Richard Oudkerk added the comment:
For reasons we all know unpickling unauthenticated data received over TCP is
very risky. Sending an unencrypted authentication key (as part of a pickle)
over TCP would make the authentication useless.
When a proxy is pickled the authkey is deliberately dropped. When the proxy is
unpickled the authkey used for the reconstructed proxy is
current_process().authkey.
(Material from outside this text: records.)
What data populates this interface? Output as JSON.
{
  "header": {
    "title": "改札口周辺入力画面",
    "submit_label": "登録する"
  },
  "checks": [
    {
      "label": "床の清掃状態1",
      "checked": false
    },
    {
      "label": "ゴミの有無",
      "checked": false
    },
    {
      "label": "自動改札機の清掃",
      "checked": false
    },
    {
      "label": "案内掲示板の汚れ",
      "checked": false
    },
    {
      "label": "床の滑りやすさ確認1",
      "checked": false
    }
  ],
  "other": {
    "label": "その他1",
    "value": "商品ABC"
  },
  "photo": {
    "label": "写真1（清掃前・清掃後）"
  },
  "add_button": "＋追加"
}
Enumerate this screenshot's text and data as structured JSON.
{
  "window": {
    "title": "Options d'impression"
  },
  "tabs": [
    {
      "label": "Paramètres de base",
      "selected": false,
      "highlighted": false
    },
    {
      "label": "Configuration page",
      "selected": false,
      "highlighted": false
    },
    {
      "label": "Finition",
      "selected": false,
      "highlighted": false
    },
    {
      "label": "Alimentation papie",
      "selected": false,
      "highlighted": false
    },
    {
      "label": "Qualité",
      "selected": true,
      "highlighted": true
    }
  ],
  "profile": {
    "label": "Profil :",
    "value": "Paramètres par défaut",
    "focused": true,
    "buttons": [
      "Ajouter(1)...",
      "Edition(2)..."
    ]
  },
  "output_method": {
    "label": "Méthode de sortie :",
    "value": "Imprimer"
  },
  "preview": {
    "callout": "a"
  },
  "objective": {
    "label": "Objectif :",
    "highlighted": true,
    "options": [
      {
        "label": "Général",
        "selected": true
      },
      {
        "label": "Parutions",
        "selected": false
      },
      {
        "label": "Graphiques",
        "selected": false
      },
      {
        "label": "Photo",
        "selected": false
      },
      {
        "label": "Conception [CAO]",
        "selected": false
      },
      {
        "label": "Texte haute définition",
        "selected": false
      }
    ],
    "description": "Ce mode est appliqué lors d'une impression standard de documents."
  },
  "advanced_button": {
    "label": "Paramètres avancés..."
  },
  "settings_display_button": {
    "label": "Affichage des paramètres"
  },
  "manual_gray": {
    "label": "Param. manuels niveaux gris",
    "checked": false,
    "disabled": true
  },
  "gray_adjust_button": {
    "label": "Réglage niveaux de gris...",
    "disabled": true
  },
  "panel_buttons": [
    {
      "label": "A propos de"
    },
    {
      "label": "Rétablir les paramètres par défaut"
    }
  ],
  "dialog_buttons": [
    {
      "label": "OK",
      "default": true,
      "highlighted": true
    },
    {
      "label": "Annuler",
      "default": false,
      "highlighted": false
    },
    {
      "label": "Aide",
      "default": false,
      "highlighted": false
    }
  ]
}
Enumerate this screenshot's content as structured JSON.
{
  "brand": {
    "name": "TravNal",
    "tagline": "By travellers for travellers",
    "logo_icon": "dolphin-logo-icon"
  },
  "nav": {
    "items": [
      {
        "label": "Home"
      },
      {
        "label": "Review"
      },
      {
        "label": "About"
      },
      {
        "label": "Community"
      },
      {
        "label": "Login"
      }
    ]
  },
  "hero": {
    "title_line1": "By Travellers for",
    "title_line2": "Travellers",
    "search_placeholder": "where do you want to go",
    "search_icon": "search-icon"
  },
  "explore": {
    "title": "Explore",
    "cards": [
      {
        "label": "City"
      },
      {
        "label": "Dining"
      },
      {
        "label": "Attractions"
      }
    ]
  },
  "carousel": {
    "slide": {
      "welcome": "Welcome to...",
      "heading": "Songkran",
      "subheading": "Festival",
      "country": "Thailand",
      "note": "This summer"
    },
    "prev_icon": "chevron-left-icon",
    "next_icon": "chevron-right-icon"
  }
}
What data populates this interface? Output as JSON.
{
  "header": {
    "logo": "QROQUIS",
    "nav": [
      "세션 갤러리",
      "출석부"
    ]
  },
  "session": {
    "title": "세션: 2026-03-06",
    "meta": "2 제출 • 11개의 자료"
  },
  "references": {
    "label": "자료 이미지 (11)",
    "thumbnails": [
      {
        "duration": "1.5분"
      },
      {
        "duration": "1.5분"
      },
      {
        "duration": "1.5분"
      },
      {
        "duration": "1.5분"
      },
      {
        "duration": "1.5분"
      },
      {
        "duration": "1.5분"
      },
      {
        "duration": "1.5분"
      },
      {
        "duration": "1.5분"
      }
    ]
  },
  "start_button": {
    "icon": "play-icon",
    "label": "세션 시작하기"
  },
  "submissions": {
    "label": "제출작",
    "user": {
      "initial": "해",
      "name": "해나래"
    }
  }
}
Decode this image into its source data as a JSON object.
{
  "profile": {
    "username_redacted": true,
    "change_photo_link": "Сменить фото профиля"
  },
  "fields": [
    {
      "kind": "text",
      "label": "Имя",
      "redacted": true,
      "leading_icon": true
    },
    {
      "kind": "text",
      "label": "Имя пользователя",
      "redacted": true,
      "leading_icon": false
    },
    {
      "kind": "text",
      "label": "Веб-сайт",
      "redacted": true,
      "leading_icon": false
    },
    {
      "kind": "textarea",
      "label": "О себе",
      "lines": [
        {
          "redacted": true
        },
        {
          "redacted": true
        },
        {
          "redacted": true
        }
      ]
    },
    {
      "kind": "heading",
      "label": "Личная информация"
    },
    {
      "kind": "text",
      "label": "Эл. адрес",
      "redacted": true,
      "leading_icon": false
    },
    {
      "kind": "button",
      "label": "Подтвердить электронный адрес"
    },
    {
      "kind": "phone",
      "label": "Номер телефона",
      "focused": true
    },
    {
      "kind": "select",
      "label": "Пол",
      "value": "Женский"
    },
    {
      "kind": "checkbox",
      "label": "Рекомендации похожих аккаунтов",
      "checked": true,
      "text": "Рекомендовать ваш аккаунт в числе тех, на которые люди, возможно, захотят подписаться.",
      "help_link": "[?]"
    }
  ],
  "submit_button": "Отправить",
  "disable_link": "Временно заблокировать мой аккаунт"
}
So you can "fix" the example by setting the
current_process().authkey to match the one used by the manager:
import multiprocessing
from multiprocessing import managers
import pickle
class MyManager(managers.SyncManager):
pass
def client():
mgr = MyManager(address=("localhost",2288),authkey="12345")
mgr.connect()
l = mgr.list()
multiprocessing.current_process().authkey = "12345" # <--- HERE
l = pickle.loads(pickle.dumps(l))
def server():
mgr = MyManager(address=("",2288),authkey="12345")
mgr.get_server().serve_forever()
server = multiprocessing.Process(target=server)
client = multiprocessing.Process(target=client)
server.start()
client.start()
client.join()
server.terminate()
server.join()
In practice all processes using the manager should have
current_process().authkey set to the same value.
I don't claim that multiprocessing supports distributed computing very well,
but as far as I can see, things are working as intended.